Mientras hablaba, iba acercándose lentamente al caballo, hasta que por fin alargó los brazos y rodeó el robusto cuello. La yegua se relajó, apoyó la cabeza en el hombro de la mujer y se inclinó hacia ella a la vez que Ayla se inclinaba también en la familiar postura de consuelo adoptada ya en sus primeros tiempos en el valle.

Jondalar, siguiendo su ejemplo, llamó con un silbido a Corredor, que también estaba asustado. Tras clavar la antorcha en la tierra, se acercó al joven corcel, lo acarició y le rascó donde más le gustaba. El contacto con sus amigos reconfortó a los animales, y pronto Gris se aproximó también. Primero mamó durante un rato de su madre y luego fue en busca de los mimos de Ayla. Jondalar acarició también a la potranca. Pero sólo después de reunirse los cinco —los seis, incluida Jonayla, que estaba despierta y se revolvía en la manta de acarreo—, Lobo se acercó a ellos.

A pesar de que Whinney y Corredor lo conocían desde que era un cachorro de cuatro semanas y habían ayudado a criarlo, su olor seguía siendo el de un carnívoro, un devorador de carne cuyos parientes salvajes a menudo se alimentaban de caballos. Lobo había intuido su malestar, probablemente olfateando el miedo en ellos, y había sabido que no debía acercarse hasta que volvieran a tranquilizarse. Fue bien recibido por la manada de humanos y caballos cuya impronta había adquirido, la única manada que conocía.
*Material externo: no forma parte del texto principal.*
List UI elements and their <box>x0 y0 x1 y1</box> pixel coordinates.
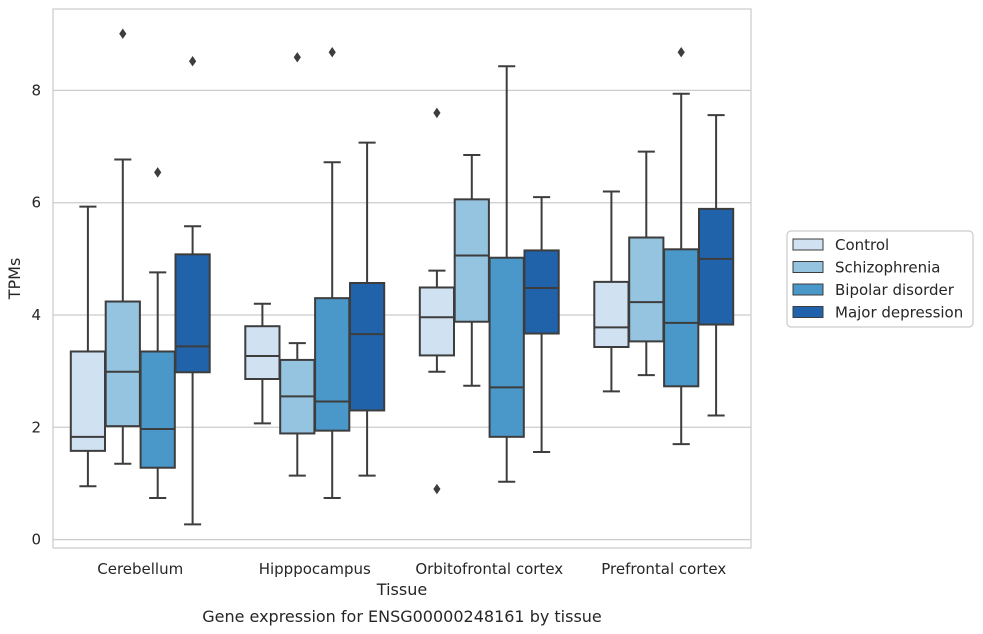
box-iqr <box>139 350 176 469</box>
legend: Control Schizophrenia Bipolar disorder Majo… <box>786 230 974 328</box>
legend-swatch <box>792 306 824 318</box>
box-iqr <box>104 300 141 428</box>
box-iqr <box>314 297 351 432</box>
plot-frame <box>52 8 752 549</box>
boxes <box>69 28 735 526</box>
box-major-depression <box>697 114 735 417</box>
legend-label: Bipolar disorder <box>835 281 955 299</box>
box-iqr <box>663 248 700 388</box>
y-tick-label: 0 <box>31 531 41 549</box>
box-iqr <box>174 253 211 374</box>
box-bipolar-disorder <box>314 47 351 500</box>
box-bipolar-disorder <box>488 65 525 483</box>
x-tick-label: Prefrontal cortex <box>601 560 726 578</box>
box-iqr <box>418 286 456 357</box>
outlier-point <box>293 52 301 63</box>
y-tick-label: 6 <box>31 194 41 212</box>
legend-frame <box>786 230 974 328</box>
outlier-point <box>433 483 441 495</box>
box-iqr <box>697 207 735 326</box>
box-iqr <box>628 236 665 343</box>
y-tick-label: 2 <box>31 418 41 436</box>
box-iqr <box>593 280 630 348</box>
box-iqr <box>453 198 490 323</box>
y-axis-label: TPMs <box>5 258 24 301</box>
box-schizophrenia <box>628 150 665 377</box>
box-major-depression <box>523 196 560 453</box>
box-control <box>244 302 281 425</box>
outlier-point <box>677 47 685 58</box>
box-control <box>593 190 630 393</box>
legend-swatch <box>792 283 824 296</box>
box-major-depression <box>174 56 211 526</box>
box-bipolar-disorder <box>663 47 700 446</box>
legend-label: Schizophrenia <box>835 259 940 277</box>
legend-swatch <box>792 238 824 251</box>
outlier-point <box>189 56 197 67</box>
box-control <box>418 107 456 495</box>
y-tick-labels: 0 2 4 6 8 <box>31 81 41 548</box>
legend-label: Control <box>835 236 889 254</box>
box-schizophrenia <box>279 52 316 477</box>
x-tick-label: Hipppocampus <box>259 560 371 578</box>
outlier-point <box>433 107 441 119</box>
x-tick-labels: Cerebellum Hipppocampus Orbitofrontal cort… <box>97 560 726 578</box>
y-tick-label: 8 <box>31 81 41 99</box>
box-iqr <box>523 249 560 335</box>
box-iqr <box>348 281 386 412</box>
box-schizophrenia <box>453 153 490 387</box>
x-tick-label: Orbitofrontal cortex <box>415 560 563 578</box>
box-bipolar-disorder <box>139 167 176 500</box>
x-tick-label: Cerebellum <box>97 560 183 578</box>
legend-label: Major depression <box>835 304 963 322</box>
box-iqr <box>488 256 525 438</box>
x-axis-label: Tissue <box>376 580 427 599</box>
outlier-point <box>119 28 127 39</box>
chart-caption: Gene expression for ENSG00000248161 by t… <box>202 607 602 626</box>
box-iqr <box>244 325 281 381</box>
y-tick-label: 4 <box>31 306 41 324</box>
box-schizophrenia <box>104 28 141 465</box>
box-major-depression <box>348 141 386 477</box>
outlier-point <box>154 167 162 178</box>
legend-swatch <box>792 261 824 273</box>
box-control <box>69 205 107 488</box>
outlier-point <box>328 47 336 58</box>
Jonayla decidió más o menos en ese momento que le tocaba a ella. Lanzó un gemido de hambre. Ayla la sacó de la manta de acarreo y la sostuvo en el aire frente a ella para que orinara. Cuando acabó, la apoyó en el lomo de Gris por un momento, sosteniéndola con una mano mientras se reacomodaba la manta de acarreo y se sacaba un pecho con la otra mano. Pronto la pequeña estaba otra vez envuelta y, pegada a su madre, mamaba felizmente.
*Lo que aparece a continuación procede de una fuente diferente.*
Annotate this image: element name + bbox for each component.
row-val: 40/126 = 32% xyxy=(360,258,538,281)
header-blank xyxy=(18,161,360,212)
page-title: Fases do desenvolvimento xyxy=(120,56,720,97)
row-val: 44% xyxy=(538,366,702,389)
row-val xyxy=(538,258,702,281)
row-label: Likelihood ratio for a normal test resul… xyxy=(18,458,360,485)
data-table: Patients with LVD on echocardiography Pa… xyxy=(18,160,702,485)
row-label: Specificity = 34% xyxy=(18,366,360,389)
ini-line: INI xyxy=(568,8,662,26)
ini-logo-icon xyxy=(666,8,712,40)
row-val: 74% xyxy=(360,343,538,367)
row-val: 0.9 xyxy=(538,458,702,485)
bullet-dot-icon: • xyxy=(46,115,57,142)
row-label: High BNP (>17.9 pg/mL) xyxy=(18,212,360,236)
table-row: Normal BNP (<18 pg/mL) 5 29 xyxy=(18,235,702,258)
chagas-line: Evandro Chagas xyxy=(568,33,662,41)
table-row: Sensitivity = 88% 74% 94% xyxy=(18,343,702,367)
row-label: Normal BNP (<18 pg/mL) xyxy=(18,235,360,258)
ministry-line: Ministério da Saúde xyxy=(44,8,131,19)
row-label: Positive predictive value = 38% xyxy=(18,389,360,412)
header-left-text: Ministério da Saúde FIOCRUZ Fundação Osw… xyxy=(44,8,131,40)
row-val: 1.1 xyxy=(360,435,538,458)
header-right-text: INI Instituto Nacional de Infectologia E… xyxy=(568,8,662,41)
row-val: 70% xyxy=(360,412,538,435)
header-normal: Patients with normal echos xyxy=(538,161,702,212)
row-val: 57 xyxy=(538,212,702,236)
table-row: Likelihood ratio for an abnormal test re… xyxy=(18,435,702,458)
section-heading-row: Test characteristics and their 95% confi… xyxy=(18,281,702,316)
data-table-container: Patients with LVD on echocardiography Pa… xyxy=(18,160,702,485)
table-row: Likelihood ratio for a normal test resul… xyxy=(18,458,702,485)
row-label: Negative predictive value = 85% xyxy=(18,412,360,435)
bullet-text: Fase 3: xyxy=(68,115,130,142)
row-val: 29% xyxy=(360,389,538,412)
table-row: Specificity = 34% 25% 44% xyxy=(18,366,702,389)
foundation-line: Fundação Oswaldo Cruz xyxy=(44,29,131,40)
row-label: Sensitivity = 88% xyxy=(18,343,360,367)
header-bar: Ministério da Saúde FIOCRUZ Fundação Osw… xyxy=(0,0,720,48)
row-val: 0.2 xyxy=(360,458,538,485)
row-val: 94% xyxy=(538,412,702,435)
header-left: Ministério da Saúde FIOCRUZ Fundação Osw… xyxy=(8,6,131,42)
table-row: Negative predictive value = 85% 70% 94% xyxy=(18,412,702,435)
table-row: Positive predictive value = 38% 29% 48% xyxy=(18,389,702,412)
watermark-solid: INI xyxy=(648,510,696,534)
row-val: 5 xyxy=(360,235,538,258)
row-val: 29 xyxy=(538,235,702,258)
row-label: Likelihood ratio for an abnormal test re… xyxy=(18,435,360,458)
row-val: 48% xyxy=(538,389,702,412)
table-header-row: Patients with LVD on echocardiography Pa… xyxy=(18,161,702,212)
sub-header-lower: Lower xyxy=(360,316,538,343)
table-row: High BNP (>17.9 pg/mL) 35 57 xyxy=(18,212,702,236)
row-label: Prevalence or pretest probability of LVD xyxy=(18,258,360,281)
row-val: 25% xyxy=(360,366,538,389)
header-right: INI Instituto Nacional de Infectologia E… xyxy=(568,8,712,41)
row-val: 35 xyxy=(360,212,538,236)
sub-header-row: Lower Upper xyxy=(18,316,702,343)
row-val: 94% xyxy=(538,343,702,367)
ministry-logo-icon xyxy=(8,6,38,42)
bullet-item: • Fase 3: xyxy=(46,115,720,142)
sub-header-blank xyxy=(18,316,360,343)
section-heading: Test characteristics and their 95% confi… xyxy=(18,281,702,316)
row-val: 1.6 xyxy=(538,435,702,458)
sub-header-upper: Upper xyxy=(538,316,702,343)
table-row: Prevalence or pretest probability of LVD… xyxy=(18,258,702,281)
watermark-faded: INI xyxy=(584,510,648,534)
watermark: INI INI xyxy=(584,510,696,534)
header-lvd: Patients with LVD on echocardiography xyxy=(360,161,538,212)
En el camino de vuelta dieron un rodeo en torno al cercado, sabiendo que los caballos nunca más volverían a entrar allí. Ayla pensó que ya se desharía más tarde del leopardo muerto y no sabía muy bien qué hacer con el cercado. En ese momento sólo tenía claro que no quería volver a meter a los caballos en un sitio así y de buena gana regalaría los postes y las estacas a quien los quisiera, aunque sólo fuese para usarlos como leña. Cuando llegaron a su alojamiento, condujeron a los caballos a una zona detrás de la morada de verano poco usada, donde aún crecía algo de hierba.